The Public Accounts Committee report has said MHCLG's decision not to formally evaluate the impact of Local Growth Fund cash given to England’s 38 LEPs means the department's claim that every pound of investment could generate £4.81 of benefits is an “unsubstantiated estimate”.
In a report published today, the committee said that despite receiving quarterly performance updates from LEPs – partnerships between local authorities and businesses – the department had not used the information to assess the impact of the £9.1bn they received from growth deals and £3bn from other sources.
LEPs were introduced by the coalition government as a looser, more locally-driven replacement for the nine regional development agencies that were abolished in 2010. But the PAC said it remained concerned that LEP boards were “not yet representative” of their local areas and business communities, and that their accountability arrangements were “not strong enough” for the significant sums of money they managed.

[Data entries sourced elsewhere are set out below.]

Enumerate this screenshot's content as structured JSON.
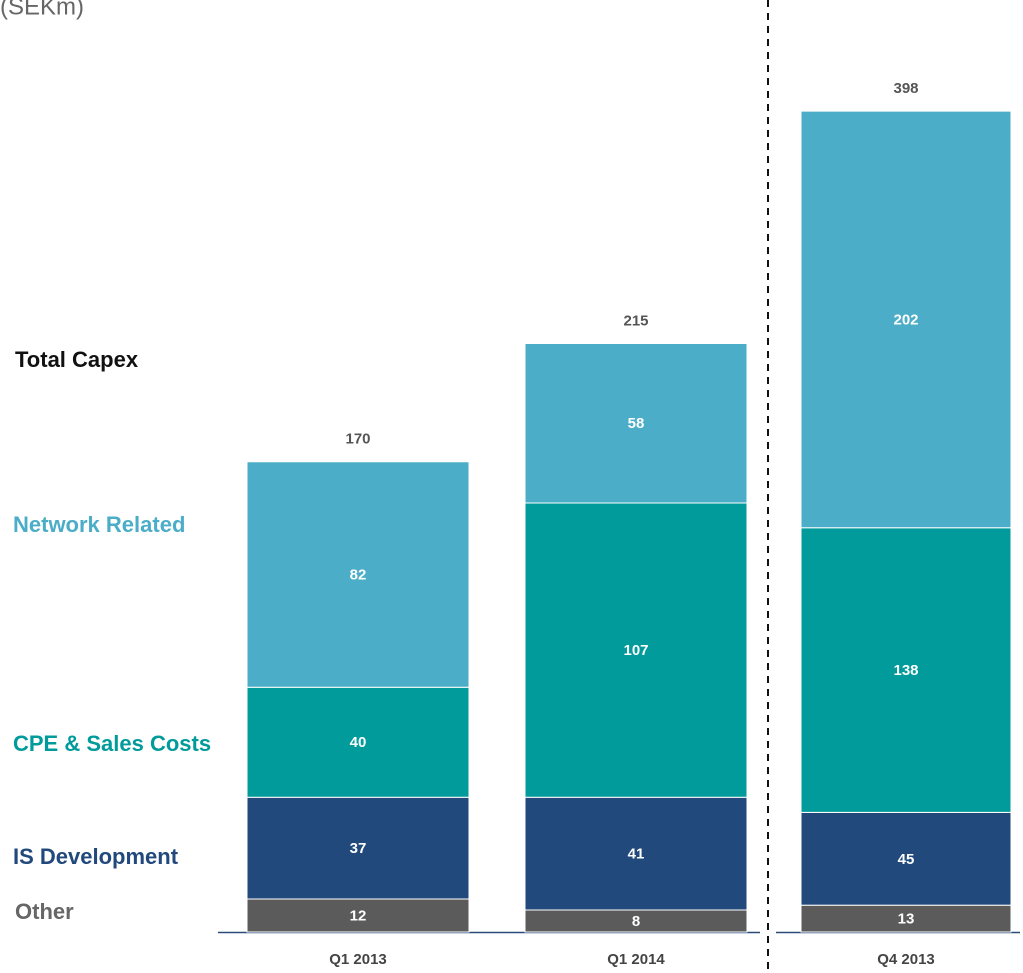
{
  "unit_label": "(SEKm)",
  "total_label": "Total Capex",
  "chart_data": [
    {
      "type": "stacked-bar",
      "categories": [
        "Q1 2013",
        "Q1 2014"
      ],
      "ylim": [
        0,
        300
      ],
      "series": [
        {
          "name": "Other",
          "color": "#5b5b5b",
          "values": [
            12,
            8
          ]
        },
        {
          "name": "IS Development",
          "color": "#21497c",
          "values": [
            37,
            41
          ]
        },
        {
          "name": "CPE & Sales Costs",
          "color": "#009b9a",
          "values": [
            40,
            107
          ]
        },
        {
          "name": "Network Related",
          "color": "#4badc7",
          "values": [
            82,
            58
          ]
        }
      ],
      "totals": [
        170,
        215
      ]
    },
    {
      "type": "stacked-bar",
      "categories": [
        "Q4 2013"
      ],
      "ylim": [
        0,
        400
      ],
      "series": [
        {
          "color": "#5b5b5b",
          "values": [
            13
          ]
        },
        {
          "color": "#21497c",
          "values": [
            45
          ]
        },
        {
          "color": "#009b9a",
          "values": [
            138
          ]
        },
        {
          "color": "#4badc7",
          "values": [
            202
          ]
        }
      ],
      "totals": [
        398
      ]
    }
  ]
}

MPs also raised concerns about the implications of a £1.1bn underspend that the bodies had racked up between 2015-16 and 2017-18, which they suggested was evidence that capital projects were not coming forward quickly enough.
PAC said MHCLG had been unable to provide examples of the type of private-sector match funding and investment generated through LEPs’ activities or their management of local growth funds.

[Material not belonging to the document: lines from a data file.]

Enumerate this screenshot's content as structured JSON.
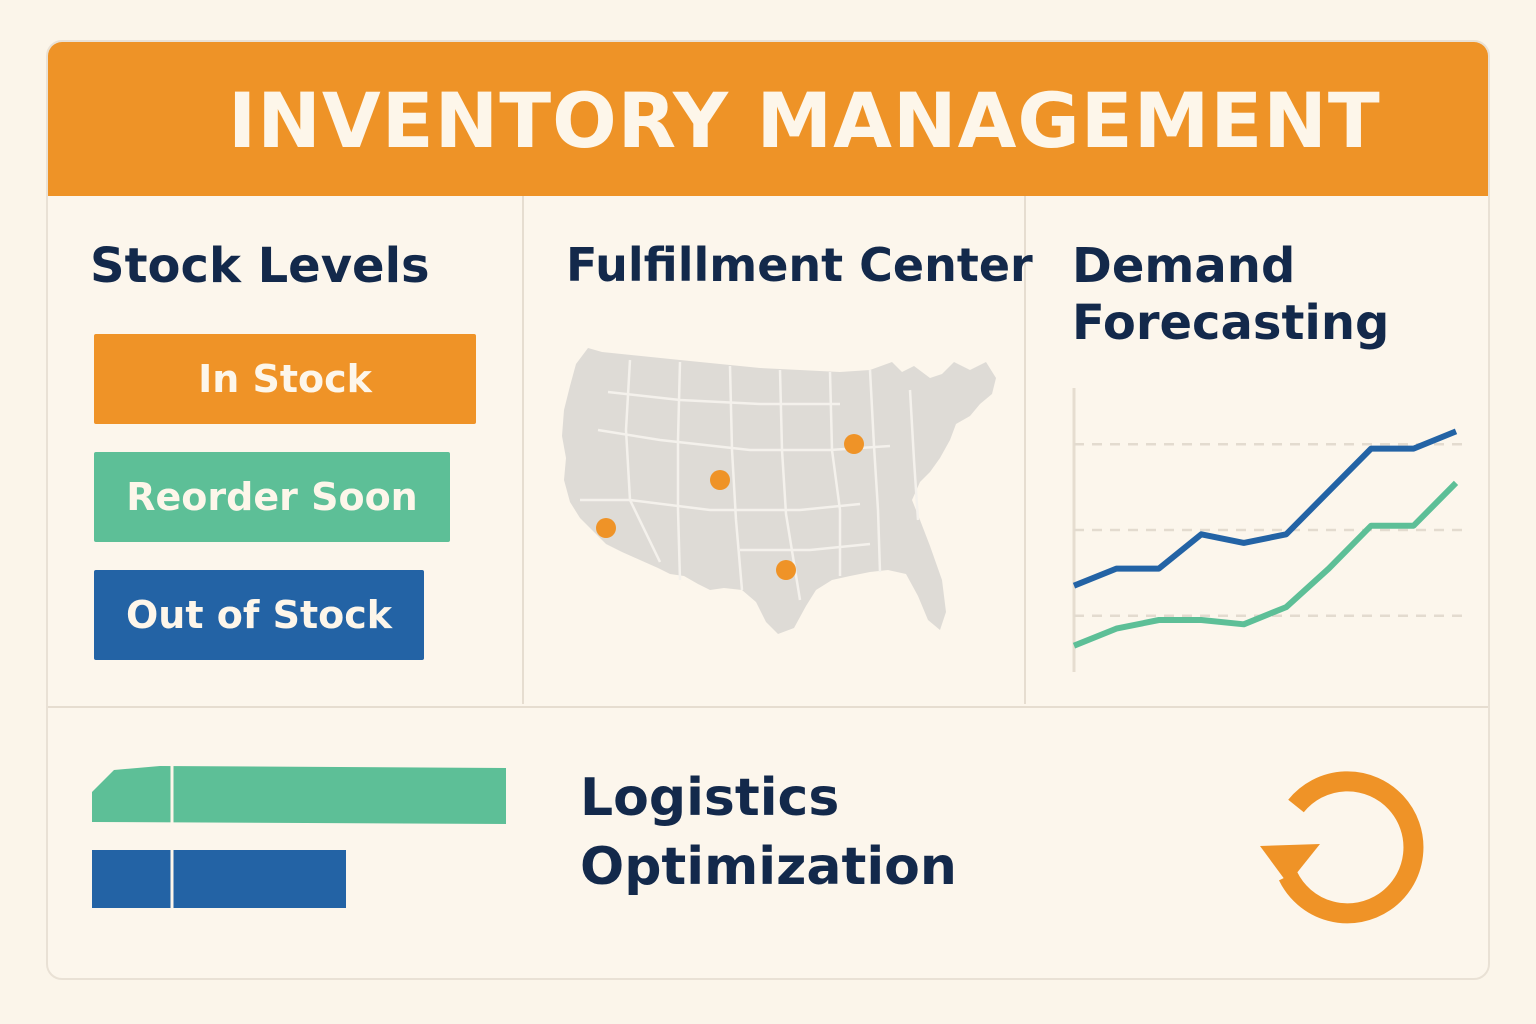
{
  "header": {
    "title": "INVENTORY MANAGEMENT"
  },
  "stock_levels": {
    "title": "Stock Levels",
    "items": [
      {
        "label": "In Stock",
        "color": "#ef9327"
      },
      {
        "label": "Reorder Soon",
        "color": "#5dbf97"
      },
      {
        "label": "Out of Stock",
        "color": "#2363a5"
      }
    ]
  },
  "fulfillment": {
    "title": "Fulfillment Center",
    "map_color": "#dedbd6",
    "marker_color": "#ef9327"
  },
  "demand": {
    "title_line1": "Demand",
    "title_line2": "Forecasting",
    "chart_data": {
      "type": "line",
      "series": [
        {
          "values": [
            2.2,
            2.6,
            2.6,
            3.4,
            3.2,
            3.4,
            4.4,
            5.4,
            5.4,
            5.8
          ],
          "color": "#2363a5"
        },
        {
          "values": [
            0.8,
            1.2,
            1.4,
            1.4,
            1.3,
            1.7,
            2.6,
            3.6,
            3.6,
            4.6
          ],
          "color": "#5dbf97"
        }
      ],
      "ylim": [
        0,
        7
      ],
      "grid": true
    }
  },
  "logistics": {
    "title_line1": "Logistics",
    "title_line2": "Optimization",
    "bar_colors": [
      "#5dbf97",
      "#2363a5"
    ],
    "icon": "refresh-icon",
    "icon_color": "#ef9327"
  }
}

Committee chair Meg Hillier said MHCLG needed to use the data it already received to get a better picture of what was working most effectively to boost growth. She added that the information should also inform the design of the UK Shared Prosperity Fund, which is planned to replace EU structural funds after Brexit.
“Local Enterprise Partnerships have been given £12bn of taxpayers’ money to support local economic growth,” she said. “But LEPs have underspent their funding allocation by over £1bn in the past three years, raising questions about their capacity to deliver complex projects.
“The committee has previously raised concerns about the transparency and governance of LEPs and more action is needed to ensure they are held properly accountable for spending.
“LEPs are supposed to be an engine room of local economic growth but they have been dogged by a lack of local accountability and there is little evidence that they have levered in the promised private sector funds.”
In addition to calling for MHCLG to up its game on performance data, the PAC said the department should set out how it will boost local scrutiny of LEPs; help LEPs meet the April 2020 deadline for removing geographic overlaps; and aid the development of more robust local growth strategies.
An MHCLG spokesperson said LEPs played a vital role in supporting the government’s ambition to rebalance the economy so that it “works for everyone”.
“The Public Accounts Committee’s report recognises that improvements have been made by the department to ensure robust governance and financial transparency arrangements are in place,” they said.
“We continue to work with LEPs across England to further improve these standards and ensure value for money in local growth spending.”